Mehr Sicherheit am Bebelplatz

von fraktion

Der Bebelplatz soll sicherer werden. Der Seniorenbeirat fordert in seinem Antrag die Reduzierung der Fahrgeschwindigkeit und zusätzliche Querungsmöglichkeiten. Einem von der Jamaika-Koalition geänderten Antrag haben die Stadtverordneten zugestimmt. „Wir danken dem Beirat herzlich für die Einbringung des Antrags – es ist wichtig, die besondere Perspektive älterer Menschen gerade in der Stadt- und Verkehrsplanung zu berücksichtigen“, betont Eva Koch, Sprecherin der grünen Fraktion für Mobilität, Verkehr und Radverkehr. Sie hält die Situation am Bebelplatz nicht nur für Fußgänger*innen, sondern auch für Radfahrer*innen für sehr unübersichtlich.


Kampagne „Rücksicht schmückt Dich“

Koch beklagt fehlende Rücksichtnahme, nicht nur im Straßenverkehr.

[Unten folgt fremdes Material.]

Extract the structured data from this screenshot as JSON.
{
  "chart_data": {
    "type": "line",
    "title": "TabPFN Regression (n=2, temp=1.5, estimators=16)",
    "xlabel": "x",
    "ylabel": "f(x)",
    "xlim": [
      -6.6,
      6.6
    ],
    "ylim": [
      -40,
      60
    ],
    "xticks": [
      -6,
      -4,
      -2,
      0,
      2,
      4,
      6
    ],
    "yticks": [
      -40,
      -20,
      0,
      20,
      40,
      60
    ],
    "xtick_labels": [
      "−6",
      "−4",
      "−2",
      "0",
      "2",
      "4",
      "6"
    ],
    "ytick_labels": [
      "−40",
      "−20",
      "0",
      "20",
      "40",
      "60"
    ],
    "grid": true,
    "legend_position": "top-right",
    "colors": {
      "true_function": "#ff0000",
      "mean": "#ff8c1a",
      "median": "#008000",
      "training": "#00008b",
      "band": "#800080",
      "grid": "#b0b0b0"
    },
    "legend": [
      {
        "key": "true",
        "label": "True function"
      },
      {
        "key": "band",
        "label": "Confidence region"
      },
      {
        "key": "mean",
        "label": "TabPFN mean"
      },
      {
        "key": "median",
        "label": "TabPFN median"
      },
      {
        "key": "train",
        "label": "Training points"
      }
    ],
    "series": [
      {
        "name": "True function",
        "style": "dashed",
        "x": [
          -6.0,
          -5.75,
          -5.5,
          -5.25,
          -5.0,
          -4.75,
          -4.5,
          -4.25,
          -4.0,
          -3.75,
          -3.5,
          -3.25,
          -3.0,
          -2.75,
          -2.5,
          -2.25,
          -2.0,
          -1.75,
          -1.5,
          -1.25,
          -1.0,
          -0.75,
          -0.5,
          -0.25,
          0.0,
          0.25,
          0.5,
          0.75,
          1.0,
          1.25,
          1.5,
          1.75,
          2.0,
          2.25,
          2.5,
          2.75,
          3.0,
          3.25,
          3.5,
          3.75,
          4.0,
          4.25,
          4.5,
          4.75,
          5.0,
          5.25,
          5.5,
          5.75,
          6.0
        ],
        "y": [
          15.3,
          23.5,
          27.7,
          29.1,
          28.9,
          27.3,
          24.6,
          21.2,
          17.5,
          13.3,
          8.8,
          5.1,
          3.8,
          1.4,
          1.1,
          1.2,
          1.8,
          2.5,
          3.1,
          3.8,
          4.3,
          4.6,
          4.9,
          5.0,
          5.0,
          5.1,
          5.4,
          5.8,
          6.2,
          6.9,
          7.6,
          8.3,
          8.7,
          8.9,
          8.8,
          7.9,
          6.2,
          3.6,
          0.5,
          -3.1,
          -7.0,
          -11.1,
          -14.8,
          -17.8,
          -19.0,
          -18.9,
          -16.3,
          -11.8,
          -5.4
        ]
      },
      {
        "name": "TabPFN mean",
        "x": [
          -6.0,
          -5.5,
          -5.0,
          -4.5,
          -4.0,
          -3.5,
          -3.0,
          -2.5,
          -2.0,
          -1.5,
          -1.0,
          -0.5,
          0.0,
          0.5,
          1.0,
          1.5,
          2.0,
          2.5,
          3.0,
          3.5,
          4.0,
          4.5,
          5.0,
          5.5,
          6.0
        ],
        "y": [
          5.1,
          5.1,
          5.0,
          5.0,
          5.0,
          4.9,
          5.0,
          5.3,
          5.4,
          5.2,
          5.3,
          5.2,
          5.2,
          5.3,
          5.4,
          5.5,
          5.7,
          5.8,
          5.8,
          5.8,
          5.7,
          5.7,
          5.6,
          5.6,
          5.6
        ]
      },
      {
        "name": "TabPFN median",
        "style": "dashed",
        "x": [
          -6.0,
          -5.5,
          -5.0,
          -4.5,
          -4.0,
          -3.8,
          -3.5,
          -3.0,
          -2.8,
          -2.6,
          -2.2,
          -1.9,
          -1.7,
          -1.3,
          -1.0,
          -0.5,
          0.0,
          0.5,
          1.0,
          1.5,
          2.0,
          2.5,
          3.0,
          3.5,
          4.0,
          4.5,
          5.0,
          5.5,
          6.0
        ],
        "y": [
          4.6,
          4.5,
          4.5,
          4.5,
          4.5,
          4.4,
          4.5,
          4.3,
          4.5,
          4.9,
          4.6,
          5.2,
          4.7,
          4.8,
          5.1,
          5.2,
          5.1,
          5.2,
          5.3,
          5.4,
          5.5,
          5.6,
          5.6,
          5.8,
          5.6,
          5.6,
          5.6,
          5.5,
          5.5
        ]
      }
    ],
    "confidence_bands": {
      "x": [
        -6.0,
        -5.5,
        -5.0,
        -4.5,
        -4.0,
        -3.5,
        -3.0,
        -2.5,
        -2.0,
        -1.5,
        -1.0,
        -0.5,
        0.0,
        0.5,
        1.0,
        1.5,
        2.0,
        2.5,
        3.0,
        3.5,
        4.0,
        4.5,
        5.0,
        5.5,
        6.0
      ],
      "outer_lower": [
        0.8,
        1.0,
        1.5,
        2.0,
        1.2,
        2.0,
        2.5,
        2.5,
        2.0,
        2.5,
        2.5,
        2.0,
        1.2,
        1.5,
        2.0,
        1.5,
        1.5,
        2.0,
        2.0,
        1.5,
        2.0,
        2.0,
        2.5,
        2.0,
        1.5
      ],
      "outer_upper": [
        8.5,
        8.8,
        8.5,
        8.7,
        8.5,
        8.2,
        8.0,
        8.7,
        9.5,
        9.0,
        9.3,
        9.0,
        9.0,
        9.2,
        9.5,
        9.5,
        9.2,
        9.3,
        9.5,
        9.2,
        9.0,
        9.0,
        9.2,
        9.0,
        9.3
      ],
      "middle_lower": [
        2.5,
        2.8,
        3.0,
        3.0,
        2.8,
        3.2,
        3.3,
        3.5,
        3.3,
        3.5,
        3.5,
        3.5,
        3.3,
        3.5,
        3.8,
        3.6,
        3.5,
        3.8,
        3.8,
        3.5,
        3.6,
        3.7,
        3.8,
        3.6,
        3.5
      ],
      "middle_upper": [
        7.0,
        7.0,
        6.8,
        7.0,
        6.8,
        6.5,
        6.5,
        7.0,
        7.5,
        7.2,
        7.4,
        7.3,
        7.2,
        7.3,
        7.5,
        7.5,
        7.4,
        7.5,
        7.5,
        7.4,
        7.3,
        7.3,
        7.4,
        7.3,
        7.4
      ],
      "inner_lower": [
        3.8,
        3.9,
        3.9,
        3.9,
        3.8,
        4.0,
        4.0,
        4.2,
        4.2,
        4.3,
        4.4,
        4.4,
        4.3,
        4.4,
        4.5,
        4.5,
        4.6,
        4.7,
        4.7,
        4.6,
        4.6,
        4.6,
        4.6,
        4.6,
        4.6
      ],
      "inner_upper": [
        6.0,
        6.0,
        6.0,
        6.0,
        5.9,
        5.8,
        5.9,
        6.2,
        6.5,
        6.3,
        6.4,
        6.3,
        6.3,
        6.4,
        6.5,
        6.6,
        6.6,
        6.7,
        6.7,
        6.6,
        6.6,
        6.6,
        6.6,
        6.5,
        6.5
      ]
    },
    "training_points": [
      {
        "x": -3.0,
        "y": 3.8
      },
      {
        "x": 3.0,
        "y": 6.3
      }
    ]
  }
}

Mit ihrer Kampagne „Rücksicht schmückt Dich“ hat die Stadt Kassel erst im September das Problem angepackt und für ein besseres Miteinander im Straßenverkehr geworben. „Die meisten Verkehrsteilnehmenden sind rücksichtsvoll – aber auch wenn das 90 Prozent sind, reichen die restlichen 10 Prozent aus, um uns die Laune erheblich zu verderben“, bedauert Koch. „Die Menschen, die umweltfreundlich auf dem Rad und zu Fuß unterwegs sind, leiden besonders darunter. Sie haben keine Knautschzone und deshalb führt die Rücksichtslosigkeit schnell zu einer echten Gefährdung.“


Belange der Schwächeren besser berücksichtigen

Für sie ist der Antrag sehr wichtig. „Wir müssen die Infrastruktur sicherer machen und dabei die Belange der Schwächeren besser berücksichtigen“, fordert Koch. „Bausteine wie die Verringerung der Fahrbahnbreite, mehr sichere Überwege, sogenannte Gehwegnasen und Geschwindigkeitsbegrenzungen erhöhen nicht nur die Sicherheit der Menschen, die zu Fuß unterwegs sind. Sie können auch die Qualität des Platzes verbessern, so wie es auch in der Begründung zum Antrag steht.“ Der Magistrat wird nun gebeten, die im Antrag vom Seniorenbeirat genannten Maßnahmen zur Reduzierung der Fahrgeschwindigkeit und zur Verbesserung der Querungsmöglichkeiten am Bebelplatz zu prüfen und die Ergebnisse im Ausschuss für Stadtentwicklung, Mobilität und Verkehr vorzustellen.